Он чувствовал, что этот, уже ощущаемый страх - лишь жалкий предвестник того, который неизбежно явится, если он будет теперь всматриваться в странный свет и тьму вокруг этого света.
"Но _чего_ я боюсь?!" Это было для Кукина непостижимо. "Взять и пойти посмотреть, что там - да и дело с концом?" - в беспомощном отчаянии подумал он.
Кукин начал поворачивать голову, чтобы еще раз взглянуть на желто-зеленый свет, прежде чем встать, когда вдруг осознал, что уже давно слышит с той стороны негромкие звуки. Он слышал их и минуту, и две, и пять назад, может, и раньше, но не обращал внимания, потому что _таких звуков просто не могло быть в природе_: ни одно живое существо не могло издавать их, ни один механизм.
"Что это? Шумит в ушах от напряжения?.." - оцепенело подумал он, хватаясь за последнюю соломинку. Он заткнул на несколько секунд пальцами уши, и тихие, но чудовищные своей невероятностью звуки тот час же пропали, стал слышен лишь густой гул крови.
- Так... - шепотом выдавил Кукин, вглядываясь в свет и вслушиваясь в доносящиеся звуки уже как в реальность, чувствуя, что сзади на плечи наваливается, придавливает к скамье страх, подобного которому он не испытывал ни разу в жизни. Позже, уже сидя в кабине ЗИЛа, мчащегося в город по пустынному шоссе, и на вокзале, ожидая Ивана Семеновича, он пытался определить, на что - хоть отдаленно - были похожи те звуки.

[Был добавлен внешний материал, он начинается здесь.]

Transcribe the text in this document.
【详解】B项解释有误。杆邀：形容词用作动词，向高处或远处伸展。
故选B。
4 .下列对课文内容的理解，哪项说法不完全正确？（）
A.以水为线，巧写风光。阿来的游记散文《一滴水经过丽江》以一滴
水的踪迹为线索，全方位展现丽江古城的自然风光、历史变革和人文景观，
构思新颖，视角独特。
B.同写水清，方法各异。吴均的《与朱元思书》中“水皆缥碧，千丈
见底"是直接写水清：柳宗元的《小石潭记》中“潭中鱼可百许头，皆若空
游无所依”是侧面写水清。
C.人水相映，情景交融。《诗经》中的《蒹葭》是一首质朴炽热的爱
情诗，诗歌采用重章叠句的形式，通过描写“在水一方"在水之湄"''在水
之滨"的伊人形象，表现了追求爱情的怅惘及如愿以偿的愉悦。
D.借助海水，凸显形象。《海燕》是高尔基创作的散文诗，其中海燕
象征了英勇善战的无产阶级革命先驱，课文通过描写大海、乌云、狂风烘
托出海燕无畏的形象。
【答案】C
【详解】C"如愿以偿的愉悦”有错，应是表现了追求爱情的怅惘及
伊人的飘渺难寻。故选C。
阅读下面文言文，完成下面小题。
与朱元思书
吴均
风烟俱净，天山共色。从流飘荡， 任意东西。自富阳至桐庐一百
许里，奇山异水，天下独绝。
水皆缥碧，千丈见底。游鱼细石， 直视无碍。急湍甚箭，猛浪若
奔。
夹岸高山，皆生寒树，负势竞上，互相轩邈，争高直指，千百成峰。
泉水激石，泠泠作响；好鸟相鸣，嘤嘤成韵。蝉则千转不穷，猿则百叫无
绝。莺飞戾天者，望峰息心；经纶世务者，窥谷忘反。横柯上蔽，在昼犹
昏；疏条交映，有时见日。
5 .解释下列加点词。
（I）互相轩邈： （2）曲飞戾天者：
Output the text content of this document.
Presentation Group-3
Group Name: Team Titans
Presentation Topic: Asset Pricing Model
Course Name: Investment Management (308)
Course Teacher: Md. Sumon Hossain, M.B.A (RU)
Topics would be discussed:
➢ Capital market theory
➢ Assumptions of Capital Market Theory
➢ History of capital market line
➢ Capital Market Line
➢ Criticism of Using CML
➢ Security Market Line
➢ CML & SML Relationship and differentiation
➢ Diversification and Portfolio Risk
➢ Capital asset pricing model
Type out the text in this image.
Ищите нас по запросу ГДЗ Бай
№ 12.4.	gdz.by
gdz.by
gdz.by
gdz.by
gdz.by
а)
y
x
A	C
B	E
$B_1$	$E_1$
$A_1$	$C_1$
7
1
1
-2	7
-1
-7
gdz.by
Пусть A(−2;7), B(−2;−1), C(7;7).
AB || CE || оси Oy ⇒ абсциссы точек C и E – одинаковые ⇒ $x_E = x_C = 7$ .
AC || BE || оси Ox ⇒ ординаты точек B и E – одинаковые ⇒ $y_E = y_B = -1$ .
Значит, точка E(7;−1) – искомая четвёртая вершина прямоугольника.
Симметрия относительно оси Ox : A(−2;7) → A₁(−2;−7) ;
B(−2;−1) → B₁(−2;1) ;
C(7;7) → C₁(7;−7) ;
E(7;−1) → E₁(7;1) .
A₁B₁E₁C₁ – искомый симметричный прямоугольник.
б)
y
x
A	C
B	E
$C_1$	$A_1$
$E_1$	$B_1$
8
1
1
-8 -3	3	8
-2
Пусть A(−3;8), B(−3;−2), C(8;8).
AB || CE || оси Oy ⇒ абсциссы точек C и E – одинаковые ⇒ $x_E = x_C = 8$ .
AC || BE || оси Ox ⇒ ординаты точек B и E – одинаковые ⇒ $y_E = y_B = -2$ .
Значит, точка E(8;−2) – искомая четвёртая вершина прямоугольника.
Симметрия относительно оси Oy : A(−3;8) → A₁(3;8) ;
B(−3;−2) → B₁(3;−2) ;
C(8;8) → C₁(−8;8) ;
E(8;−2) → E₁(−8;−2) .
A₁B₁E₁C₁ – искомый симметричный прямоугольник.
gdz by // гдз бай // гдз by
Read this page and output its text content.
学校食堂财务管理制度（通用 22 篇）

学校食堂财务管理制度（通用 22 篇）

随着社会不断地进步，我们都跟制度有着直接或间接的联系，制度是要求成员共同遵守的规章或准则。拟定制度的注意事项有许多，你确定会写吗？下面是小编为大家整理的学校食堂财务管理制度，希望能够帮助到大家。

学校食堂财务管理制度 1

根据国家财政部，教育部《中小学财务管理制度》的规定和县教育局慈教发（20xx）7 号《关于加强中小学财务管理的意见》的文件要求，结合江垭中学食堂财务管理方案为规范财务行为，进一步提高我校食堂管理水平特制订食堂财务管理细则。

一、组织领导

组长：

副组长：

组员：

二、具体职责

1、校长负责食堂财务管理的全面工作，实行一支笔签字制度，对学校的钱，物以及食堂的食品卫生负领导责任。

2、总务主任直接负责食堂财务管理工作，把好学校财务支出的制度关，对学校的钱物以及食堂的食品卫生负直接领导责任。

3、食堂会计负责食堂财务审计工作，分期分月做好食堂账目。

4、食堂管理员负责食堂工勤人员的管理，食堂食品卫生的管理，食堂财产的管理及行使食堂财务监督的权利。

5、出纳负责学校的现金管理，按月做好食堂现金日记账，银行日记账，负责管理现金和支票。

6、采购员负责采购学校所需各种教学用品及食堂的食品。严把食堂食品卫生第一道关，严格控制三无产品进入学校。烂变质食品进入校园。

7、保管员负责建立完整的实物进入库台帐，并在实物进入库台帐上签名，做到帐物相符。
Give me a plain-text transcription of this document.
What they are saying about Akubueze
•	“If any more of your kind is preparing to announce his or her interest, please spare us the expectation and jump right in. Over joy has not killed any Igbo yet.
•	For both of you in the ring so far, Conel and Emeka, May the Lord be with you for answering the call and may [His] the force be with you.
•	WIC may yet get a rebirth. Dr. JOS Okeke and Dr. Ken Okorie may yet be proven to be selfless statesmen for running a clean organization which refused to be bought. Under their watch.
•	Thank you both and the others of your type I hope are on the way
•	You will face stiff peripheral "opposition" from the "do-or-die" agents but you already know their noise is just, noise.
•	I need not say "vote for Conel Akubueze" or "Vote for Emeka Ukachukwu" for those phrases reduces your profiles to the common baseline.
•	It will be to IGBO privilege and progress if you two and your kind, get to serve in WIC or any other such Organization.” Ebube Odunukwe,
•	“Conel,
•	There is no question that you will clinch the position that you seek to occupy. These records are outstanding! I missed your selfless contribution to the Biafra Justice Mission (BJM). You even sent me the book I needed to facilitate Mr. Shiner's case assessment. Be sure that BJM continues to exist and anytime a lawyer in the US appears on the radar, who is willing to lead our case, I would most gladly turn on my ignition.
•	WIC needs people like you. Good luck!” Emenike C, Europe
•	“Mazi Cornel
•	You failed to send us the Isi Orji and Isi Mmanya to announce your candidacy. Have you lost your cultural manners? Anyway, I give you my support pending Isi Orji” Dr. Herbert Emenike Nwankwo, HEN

Они, едва слышные, напоминали неимоверно быстрый шелест тысяч листов сухой бумаги, изменяющийся в едва уловимом ритме, для каждого листа своем, шелест, на который во множестве стремительно навивались, пульсируя, другие ноты, и тысячи тысяч ритмов сплетались в какой-то общий, который не могло охватить сознание.
Это было странным подобием музыки, словно бы втягивающей в себя, завораживающей до оцепенения и заставляющей холодеть от стремительно нарастающего ощущения того чудовищно _чужого_ и непостижимого, что открывалось за тихим и безумным мельтешением звуков.